Sasha Jovanovic : J’ai vraiment l’honneur et le privilège d’échanger avec mon binôme d’aujourd’hui, le Dr
Giovanni Zucchelli. Salut Giovanni, toi et moi, on se suit depuis de nombreuses années. Nous sommes parodontistes tous les deux, donc nous nous intéressons aux tissus. Toi, tu te concentres plutôt sur les tissus mous parodontaux alors que je suis un peu plus porté sur les tissus osseux. On se connaît depuis fort longtemps, on se fréquente et j’ai toujours eu beaucoup d’admiration et de respect pour ton
travail. Pourrais-tu me dire… parce qu’en fait c’est un entretien personnel que nous avons aujourd’hui et c’est intéressant de connaître ton long parcours, les techniques que tu as mises au point et comment tu as démarré. Je sais que tu as beaucoup travaillé sur la régénération tissulaire. La société de parodontologie italienne a d’ailleurs joué un rôle important dans ce domaine au cours des 30 dernières années. alors comment as-tu- développé les techniques que tu utilises ? Il est vrai qu’aujourd’hui nous avons de
nouveaux biomatériaux, de nouveaux protocoles mais qu’est-ce qui est différent aujourd’hui d’il y a peut-être 30 ans lorsque tu as commencé ?

Giovanni Zucchelli : En quelques mots, je suis parodontiste depuis le début.

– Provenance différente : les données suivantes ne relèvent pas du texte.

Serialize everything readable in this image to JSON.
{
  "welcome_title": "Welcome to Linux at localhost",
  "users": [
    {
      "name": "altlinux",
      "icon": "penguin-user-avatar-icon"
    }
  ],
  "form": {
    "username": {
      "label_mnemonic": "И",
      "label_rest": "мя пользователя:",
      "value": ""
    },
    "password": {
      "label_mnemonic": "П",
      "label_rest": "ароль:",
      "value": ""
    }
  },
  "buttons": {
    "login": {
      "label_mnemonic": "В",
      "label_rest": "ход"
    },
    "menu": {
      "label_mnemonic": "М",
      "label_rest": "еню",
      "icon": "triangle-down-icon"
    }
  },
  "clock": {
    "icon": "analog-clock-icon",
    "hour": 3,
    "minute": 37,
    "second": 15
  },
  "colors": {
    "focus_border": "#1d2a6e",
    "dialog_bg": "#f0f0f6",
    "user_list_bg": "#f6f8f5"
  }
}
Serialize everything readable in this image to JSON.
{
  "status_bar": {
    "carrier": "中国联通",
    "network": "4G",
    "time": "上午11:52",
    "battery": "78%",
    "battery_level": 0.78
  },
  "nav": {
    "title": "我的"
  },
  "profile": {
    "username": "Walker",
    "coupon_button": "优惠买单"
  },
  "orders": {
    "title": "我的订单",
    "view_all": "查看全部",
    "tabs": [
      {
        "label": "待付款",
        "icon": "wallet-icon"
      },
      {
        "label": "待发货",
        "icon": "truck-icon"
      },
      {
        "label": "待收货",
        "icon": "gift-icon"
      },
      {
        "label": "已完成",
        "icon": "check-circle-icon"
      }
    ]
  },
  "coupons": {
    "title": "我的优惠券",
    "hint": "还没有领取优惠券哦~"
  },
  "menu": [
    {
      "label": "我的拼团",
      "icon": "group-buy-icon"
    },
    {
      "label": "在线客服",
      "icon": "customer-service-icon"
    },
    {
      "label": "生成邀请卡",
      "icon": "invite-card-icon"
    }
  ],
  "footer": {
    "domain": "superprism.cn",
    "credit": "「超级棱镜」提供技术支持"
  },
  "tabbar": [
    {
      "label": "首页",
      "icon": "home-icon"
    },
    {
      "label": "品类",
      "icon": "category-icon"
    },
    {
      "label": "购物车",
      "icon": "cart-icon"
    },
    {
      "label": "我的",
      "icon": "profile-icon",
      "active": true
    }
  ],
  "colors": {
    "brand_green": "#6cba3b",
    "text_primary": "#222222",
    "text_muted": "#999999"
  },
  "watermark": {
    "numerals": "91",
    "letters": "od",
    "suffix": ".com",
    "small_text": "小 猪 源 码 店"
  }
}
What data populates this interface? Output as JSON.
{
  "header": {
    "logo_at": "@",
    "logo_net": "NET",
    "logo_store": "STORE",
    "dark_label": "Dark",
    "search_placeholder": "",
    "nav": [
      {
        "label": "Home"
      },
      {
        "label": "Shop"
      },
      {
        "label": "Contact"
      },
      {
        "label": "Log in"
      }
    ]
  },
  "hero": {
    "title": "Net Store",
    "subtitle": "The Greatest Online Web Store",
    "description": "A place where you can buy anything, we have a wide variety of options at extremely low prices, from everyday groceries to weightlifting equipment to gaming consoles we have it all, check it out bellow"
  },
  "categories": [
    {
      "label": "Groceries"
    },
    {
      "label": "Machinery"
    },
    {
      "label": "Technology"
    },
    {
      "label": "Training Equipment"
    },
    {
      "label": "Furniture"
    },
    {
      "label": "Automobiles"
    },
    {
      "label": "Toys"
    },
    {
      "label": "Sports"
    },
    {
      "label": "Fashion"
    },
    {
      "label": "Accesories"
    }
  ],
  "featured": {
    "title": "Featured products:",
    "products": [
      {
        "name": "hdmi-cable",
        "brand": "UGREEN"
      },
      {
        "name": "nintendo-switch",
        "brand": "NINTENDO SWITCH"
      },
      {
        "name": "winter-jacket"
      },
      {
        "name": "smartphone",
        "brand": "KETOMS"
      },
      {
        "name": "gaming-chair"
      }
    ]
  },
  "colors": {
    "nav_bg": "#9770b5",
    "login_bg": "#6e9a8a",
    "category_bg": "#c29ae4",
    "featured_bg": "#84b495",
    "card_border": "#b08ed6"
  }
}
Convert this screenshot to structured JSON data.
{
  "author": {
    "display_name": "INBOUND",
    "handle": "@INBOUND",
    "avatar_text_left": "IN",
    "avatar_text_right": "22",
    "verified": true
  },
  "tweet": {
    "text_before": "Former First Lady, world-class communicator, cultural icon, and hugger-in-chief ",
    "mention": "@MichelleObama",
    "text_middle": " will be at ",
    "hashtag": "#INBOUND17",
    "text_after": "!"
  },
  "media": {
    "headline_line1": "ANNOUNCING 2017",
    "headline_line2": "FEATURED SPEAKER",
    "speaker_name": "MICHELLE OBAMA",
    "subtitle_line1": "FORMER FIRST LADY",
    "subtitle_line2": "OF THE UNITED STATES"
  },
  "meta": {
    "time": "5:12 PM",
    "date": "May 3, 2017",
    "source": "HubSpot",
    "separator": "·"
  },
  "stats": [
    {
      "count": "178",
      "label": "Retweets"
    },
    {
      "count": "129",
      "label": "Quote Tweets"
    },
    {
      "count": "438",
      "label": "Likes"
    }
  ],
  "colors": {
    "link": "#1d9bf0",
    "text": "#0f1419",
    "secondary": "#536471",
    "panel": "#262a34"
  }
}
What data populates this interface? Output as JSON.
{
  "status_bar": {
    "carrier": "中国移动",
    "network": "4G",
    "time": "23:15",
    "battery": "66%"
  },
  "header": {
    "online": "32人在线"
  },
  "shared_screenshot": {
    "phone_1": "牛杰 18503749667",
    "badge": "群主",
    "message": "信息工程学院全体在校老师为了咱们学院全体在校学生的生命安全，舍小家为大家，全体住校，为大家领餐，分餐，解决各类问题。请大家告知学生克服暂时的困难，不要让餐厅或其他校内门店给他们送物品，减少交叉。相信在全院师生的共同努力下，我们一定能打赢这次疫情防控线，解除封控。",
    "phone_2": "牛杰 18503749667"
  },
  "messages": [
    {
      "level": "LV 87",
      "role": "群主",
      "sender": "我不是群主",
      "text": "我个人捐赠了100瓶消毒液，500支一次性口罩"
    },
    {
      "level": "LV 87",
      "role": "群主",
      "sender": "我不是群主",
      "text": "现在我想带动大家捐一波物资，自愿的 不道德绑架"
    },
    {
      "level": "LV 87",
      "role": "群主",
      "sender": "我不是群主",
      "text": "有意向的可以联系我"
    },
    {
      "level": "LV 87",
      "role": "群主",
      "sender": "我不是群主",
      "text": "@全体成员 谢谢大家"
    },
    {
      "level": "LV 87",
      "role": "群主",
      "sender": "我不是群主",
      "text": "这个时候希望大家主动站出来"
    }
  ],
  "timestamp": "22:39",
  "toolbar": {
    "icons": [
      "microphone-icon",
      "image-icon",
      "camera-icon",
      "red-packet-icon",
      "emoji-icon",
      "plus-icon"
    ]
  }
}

Je suis diplômé de l’Université de Bologne, j’y ai également obtenu ma spécialisation en parodontologie puis j’y suis devenu professeur en paro. J’ai eu plusieurs expériences à l’étranger notamment à Göteborg à l’Institut Jan Lindhe avec Jan L Wennström où j’ai commencé à m’orienter davantage vers la gestion des tissus mous. J’ai 2 éminents mentors : le Pr Calandriello qui a été le premier à m’avoir vraiment introduit dans le domaine de la
parodontologie, puis le Pr Massimo de Sanctis, que tu connais fort probablement, qui était aussi un de mes
professeurs à l’université de Bologne. Nous avons commencé à travailler ensemble et à l’époque, nous
voulions simplement peaufiner le protocole chirurgical pour optimiser le résultat esthétique au lieu de se limiter à augmenter les tissus kératinisés. C’était le point de départ du lambeau positionné coronairement (LPC) avec les techniques que nous avons mis au point par exemple pour les récessions gingivales unitaires ou multiples. au début, nous avons essayé de travailler exclusivement avec le LPC puis on lui a associé une greffe de tissu conjonctif pour certaines applications. C’est ce qui fonde vraiment notre concept parce qu’on n’utilise pas la greffe à chaque récession gingivale unitaire que nous traitons, mais uniquement pour des cas spécifiques, par exemple pour la tunnelisation, car le grand avantage du LPC est que c’est un
recouvrement radiculaire en soi. Mais ce qui a changé, depuis 20 ans, n’est pas vraiment la technique. Peut-être le type d’instrument que nous utilisons, le type de lames ou de sutures mais le protocole chirurgical est exactement le même. Ce qui fait la différence est que désormais nous savons que le lambeau positionné coronairement seul n’est pas toujours réalisable, et qu’il dépend de la quantité de tissu kératinisé. donc on essaie de normaliser les choses, si nous avons peu de tissu kératinisé, par exemple environ un millimètre, on a recours à une greffe de tissu conjonctif. Et si nous avons un tout petit peu plus d’un millimètre de tissu, alors on utilise une matrice de collagène, dont je pourrai te parler également. Par contre, si nous avons plus de deux millimètres de tissu kératinisée, nous n’utilisons que le LPC.
donc, la technique elle-même n’a pas beaucoup évolué c’est juste la prise de conscience de cette technique qui s’est accrue ces dernières années.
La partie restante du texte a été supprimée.